- 8 ounces good quality chocolate (for filling)
- 3/4 cup whipping cream, hot
- Pinch salt
- Oil-based food colouring, rice krispies or anything you'd like to add to the ganache
- 8 ounces melted chocolate, for the shells + extra for drizzling
- Melt the chocolate for filling in a microwave-safe bowl for 30-second intervals, stirring at each interval. Add the salt and whipping cream and mix well. If desired, add some oil-based food colour, rice krispies, nuts or anything you'd like to add. Place the ganache in the fridge until chilled and slightly thickened.
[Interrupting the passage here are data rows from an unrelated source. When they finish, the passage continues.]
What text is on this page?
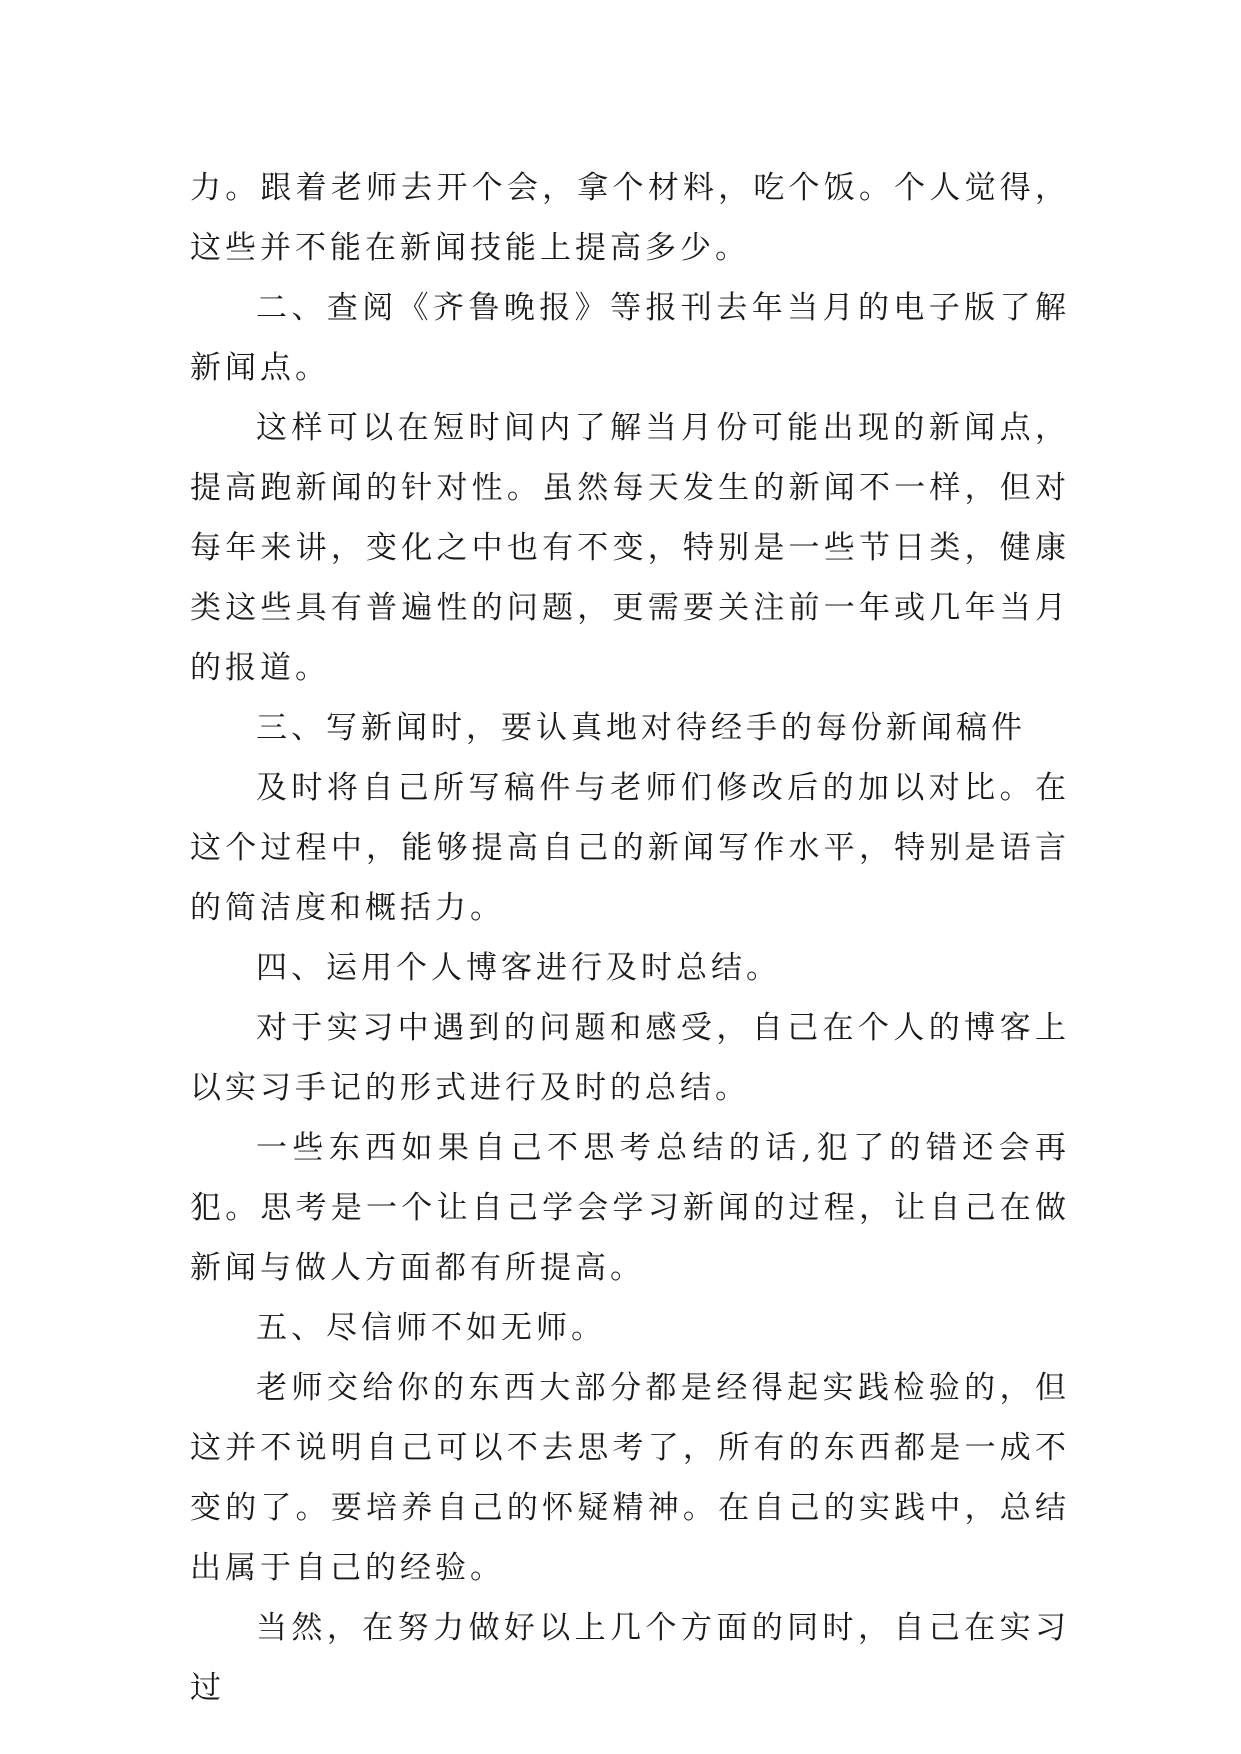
力。跟着老师去开个会，拿个材料，吃个饭。个人觉得，这些并不能在新闻技能上提高多少。

二、查阅《齐鲁晚报》等报刊去年当月的电子版了解新闻点。

这样可以在短时间内了解当月份可能出现的新闻点，提高跑新闻的针对性。虽然每天发生的新闻不一样，但对每年来讲，变化之中也有不变，特别是一些节日类，健康类这些具有普遍性的问题，更需要关注前一年或几年当月的报道。

三、写新闻时，要认真地对待经手的每份新闻稿件

及时将自己所写稿件与老师们修改后的加以对比。在这个过程中，能够提高自己的新闻写作水平，特别是语言的简洁度和概括力。

四、运用个人博客进行及时总结。

对于实习中遇到的问题和感受，自己在个人的博客上以实习手记的形式进行及时的总结。

一些东西如果自己不思考总结的话,犯了的错还会再犯。思考是一个让自己学会学习新闻的过程，让自己在做新闻与做人方面都有所提高。

五、尽信师不如无师。

老师交给你的东西大部分都是经得起实践检验的，但这并不说明自己可以不去思考了，所有的东西都是一成不变的了。要培养自己的怀疑精神。在自己的实践中，总结出属于自己的经验。

当然，在努力做好以上几个方面的同时，自己在实习过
- Pour the melted chocolate for the shells into a chocolate mold. Turn the mold out onto parchment paper and allow any excess chocolate to drip out. Add this to the remaining chocolate to use later. Run a knife or spatula over the chocolate mold to smooth the edges of the chocolate shells, then place in the freezer until the chocolate has fully hardened, 10-20 minutes.
- Pour or spoon the ganache into the chocolate shells and seal with more melted chocolate. Return to the freezer until fully hardened, 20 minutes.
- Unmold the chocolates and, if desired, drizzle with some more chocolate. These chocolates should be stored in the fridge until ready to consume. Enjoy!